C’est pourquoi cet avant-dernier numéro de Un Dimanche, Une Critique spécial Aventure Steampunk est consacré à la Cité des Enfants Perdus.
La Cité des Enfants Perdus – sorti le 17 mai 1995
Réalisé par Jean-Pierre Jeunet et Marc Caro
Avec Ron Perlman, Judith Vittet, Daniel Emilfork
Krank est un savant fou qui vole les rêves des enfants pour survivre. Afin de lui livrer son lot d’enfants régulier, la secte des Cyclopes fait des rasias fréquentes dans la ville. Un jour, le petit frère adoptif de One, un brave homme à la carrure démesurée, est capturé. Il se met alors à sa recherche et va vite s’allier à Miette, une jeune orpheline, pour pénétrer la forteresse du terrible docteur…
La plupart des contes pour enfants possèdent deux caractéristiques qui aident à les définir comme tels : ils présentent un univers relativement limité dans l’espace et dans le temps, mais tout à fait illimité dans ses possibilités. Au-delà de ce trait commun, La Cité des Enfants Perdus a su s’émanciper des œuvres-mères dont il se réclame pour s’aventurer dans des contrées connues de peu d’hommes ou de femmes, et d’encore moins d’enfants.
En 1995, le deuxième film du duo Jeunet-Caro, qui avait déjà frappé un grand coup avec Delicatessen quatre ans auparavant, offre au public des singularités tout à fait remarquables.
La première, c’est d’exposer toutes les richesses du média cinématographique en donnant une importance particulière aux images. Grâce à un décor immense à échelle réelle (le plus grand jamais fait en France à l’époque), qui leur permettait un contrôle total sur la mise en scène et l’éclairage, les réalisateurs, appuyés par Darius Khondji (Se7en) à la photographie, ont réussi à donner une identité visuelle exceptionnelle à leur film. Avec une ambiance crépusculaire morose à la limite du lugubre, cette cité hors du temps, hors de l’espace, sert de terrain de jeu à ses créateurs débordant d’imagination. C’est donc logiquement le seul endroit au monde où vous pouvez voir une ville faite de tubes de cuivre et d’étain, de briques sales à la couleur indifférente, de mines aquatiques aux allures de Morgensterns, et de machineries rétrofuturistes dignes des plus grandes œuvres de steampunk.
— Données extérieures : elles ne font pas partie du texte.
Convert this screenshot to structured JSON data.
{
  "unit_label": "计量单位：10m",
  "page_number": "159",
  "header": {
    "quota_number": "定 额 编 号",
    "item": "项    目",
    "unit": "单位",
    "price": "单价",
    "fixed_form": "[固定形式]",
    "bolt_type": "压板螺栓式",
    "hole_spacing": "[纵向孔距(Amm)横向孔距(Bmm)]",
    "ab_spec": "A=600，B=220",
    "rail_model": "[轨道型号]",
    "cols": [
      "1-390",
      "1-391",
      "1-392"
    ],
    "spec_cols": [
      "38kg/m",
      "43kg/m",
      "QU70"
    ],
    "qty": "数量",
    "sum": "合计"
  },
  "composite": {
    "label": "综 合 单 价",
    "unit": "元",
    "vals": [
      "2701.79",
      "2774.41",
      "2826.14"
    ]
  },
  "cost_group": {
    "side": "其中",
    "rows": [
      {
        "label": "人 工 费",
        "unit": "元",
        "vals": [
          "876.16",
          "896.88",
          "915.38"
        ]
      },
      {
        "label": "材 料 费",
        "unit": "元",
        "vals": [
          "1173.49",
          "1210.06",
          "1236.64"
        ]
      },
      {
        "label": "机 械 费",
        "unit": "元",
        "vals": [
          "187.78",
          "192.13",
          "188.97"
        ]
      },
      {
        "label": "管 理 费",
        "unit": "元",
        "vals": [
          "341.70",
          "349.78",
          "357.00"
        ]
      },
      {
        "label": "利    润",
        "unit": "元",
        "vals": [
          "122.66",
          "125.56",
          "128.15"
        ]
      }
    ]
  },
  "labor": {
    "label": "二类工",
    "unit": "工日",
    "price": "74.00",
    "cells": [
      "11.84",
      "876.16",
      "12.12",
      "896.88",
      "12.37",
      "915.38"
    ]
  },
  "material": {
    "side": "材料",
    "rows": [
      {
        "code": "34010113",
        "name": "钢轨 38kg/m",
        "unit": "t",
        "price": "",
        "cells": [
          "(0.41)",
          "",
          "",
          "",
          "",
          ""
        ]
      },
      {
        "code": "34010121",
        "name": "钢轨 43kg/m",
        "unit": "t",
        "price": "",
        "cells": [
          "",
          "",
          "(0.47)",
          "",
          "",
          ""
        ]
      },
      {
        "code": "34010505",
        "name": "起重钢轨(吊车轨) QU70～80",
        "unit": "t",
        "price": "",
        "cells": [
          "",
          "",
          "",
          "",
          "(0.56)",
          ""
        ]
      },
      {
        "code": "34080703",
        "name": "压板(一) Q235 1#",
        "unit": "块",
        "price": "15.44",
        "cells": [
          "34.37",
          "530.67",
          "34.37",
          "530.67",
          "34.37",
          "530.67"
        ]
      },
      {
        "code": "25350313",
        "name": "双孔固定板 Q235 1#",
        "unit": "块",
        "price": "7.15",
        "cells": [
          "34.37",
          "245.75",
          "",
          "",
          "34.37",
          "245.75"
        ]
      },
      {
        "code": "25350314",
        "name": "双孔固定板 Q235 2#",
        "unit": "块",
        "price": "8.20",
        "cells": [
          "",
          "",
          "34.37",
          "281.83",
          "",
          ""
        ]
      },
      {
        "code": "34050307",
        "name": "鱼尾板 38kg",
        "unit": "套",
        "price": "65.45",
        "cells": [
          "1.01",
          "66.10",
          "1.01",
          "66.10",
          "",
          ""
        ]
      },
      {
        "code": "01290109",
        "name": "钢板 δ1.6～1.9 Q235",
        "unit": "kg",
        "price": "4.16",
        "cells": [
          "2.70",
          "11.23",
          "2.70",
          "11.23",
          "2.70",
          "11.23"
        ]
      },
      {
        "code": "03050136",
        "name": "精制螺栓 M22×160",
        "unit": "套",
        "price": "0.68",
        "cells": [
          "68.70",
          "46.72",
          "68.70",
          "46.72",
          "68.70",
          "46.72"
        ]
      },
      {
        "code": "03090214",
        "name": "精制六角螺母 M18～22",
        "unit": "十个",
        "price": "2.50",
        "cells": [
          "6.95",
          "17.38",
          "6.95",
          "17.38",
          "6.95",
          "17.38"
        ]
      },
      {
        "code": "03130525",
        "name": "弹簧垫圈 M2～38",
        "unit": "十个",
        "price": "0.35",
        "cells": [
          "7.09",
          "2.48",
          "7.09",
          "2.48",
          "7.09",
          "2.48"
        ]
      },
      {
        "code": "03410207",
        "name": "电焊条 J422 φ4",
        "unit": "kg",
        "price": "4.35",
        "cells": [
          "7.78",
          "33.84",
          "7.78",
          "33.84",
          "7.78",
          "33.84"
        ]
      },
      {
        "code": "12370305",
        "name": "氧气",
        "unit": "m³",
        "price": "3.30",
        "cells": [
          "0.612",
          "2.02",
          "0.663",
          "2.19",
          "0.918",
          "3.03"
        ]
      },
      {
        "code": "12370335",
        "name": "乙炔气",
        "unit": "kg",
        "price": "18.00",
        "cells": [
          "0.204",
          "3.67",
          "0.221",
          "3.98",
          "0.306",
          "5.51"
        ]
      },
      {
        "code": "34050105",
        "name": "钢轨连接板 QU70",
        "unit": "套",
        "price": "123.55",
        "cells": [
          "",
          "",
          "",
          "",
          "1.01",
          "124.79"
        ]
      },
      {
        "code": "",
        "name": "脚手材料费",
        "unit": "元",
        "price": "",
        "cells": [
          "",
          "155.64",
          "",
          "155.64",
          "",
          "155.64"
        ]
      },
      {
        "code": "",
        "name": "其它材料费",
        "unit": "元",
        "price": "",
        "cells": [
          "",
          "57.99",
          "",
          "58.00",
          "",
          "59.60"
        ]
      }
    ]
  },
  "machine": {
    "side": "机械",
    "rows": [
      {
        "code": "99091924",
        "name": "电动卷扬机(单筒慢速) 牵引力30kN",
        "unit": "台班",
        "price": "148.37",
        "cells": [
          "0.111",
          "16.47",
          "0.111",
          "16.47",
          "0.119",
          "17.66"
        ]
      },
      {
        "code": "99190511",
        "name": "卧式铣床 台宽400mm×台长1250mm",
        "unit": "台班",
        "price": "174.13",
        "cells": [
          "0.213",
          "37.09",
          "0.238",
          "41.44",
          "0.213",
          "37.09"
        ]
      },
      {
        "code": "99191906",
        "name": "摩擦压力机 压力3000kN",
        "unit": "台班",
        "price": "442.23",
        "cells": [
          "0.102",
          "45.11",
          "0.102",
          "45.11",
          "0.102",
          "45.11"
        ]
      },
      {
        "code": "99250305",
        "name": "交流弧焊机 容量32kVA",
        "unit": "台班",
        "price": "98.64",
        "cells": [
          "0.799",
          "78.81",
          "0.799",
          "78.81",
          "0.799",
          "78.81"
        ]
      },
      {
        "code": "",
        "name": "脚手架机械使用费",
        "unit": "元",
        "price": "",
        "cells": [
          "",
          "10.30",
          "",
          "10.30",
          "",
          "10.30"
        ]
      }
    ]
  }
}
Dans cet univers à la polychromie blafarde, les personnages se doivent d’évoluer au gré des obstacles du conte de fée. Conte de fée aux polarités par ailleurs inversées à plusieurs niveaux : l’exposition de la ville laisse clairement voir (et non pas entendre) que la magie a presque totalement disparu, et que les êtres de ce monde errent et survivent dans un cauchemar interminable. Deux personnages pourtant, se révèlent des exceptions à la nouvelle règle. One, gentil colosse sympathique, offre une attraction (visiblement la seule en dehors de l’alcool et du sexe) à ses voisins dans un spectacle de rue où il s’évertue à briser des chaînes. Miette, quant à elle, est une enfant trop mature pour n’avoir que neuf ans, habillée d’une robe rouge, et qui se fait guide de son nouvel ami. C’est ainsi que le petit chaperon rouge devient volontariste face à un loup pacifié et pacifiste. Ensemble, ils vont se rendre chez mère-grand, dans le repaire du sinistre Krank, le voleur de rêves. Ce fascinant Krank (« malade » en allemand) est présenté dans l’introduction du film comme narrateur principal (le focus étant mis sur lui dès la première scène dans la réalité), un narrateur mourant parce qu’il ne peut pas rêver ! Le conteur d’histoire est alors celui qui n’en a jamais vécu. Son statut de narrateur sera plusieurs fois rappelé, par exemple lorsqu’il fait écho à la première scène dans une terrifiante tentative de se déguiser en père Noël, ou lorsqu’il évoque les fables du loup-garou à un diner pour le moins particulier. Ce même statut sera surtout constamment mis en question, notamment dans une scène où l’un de ses clones de frères, se voit obligé de lui conter des histoires à dormir debout pour le satisfaire.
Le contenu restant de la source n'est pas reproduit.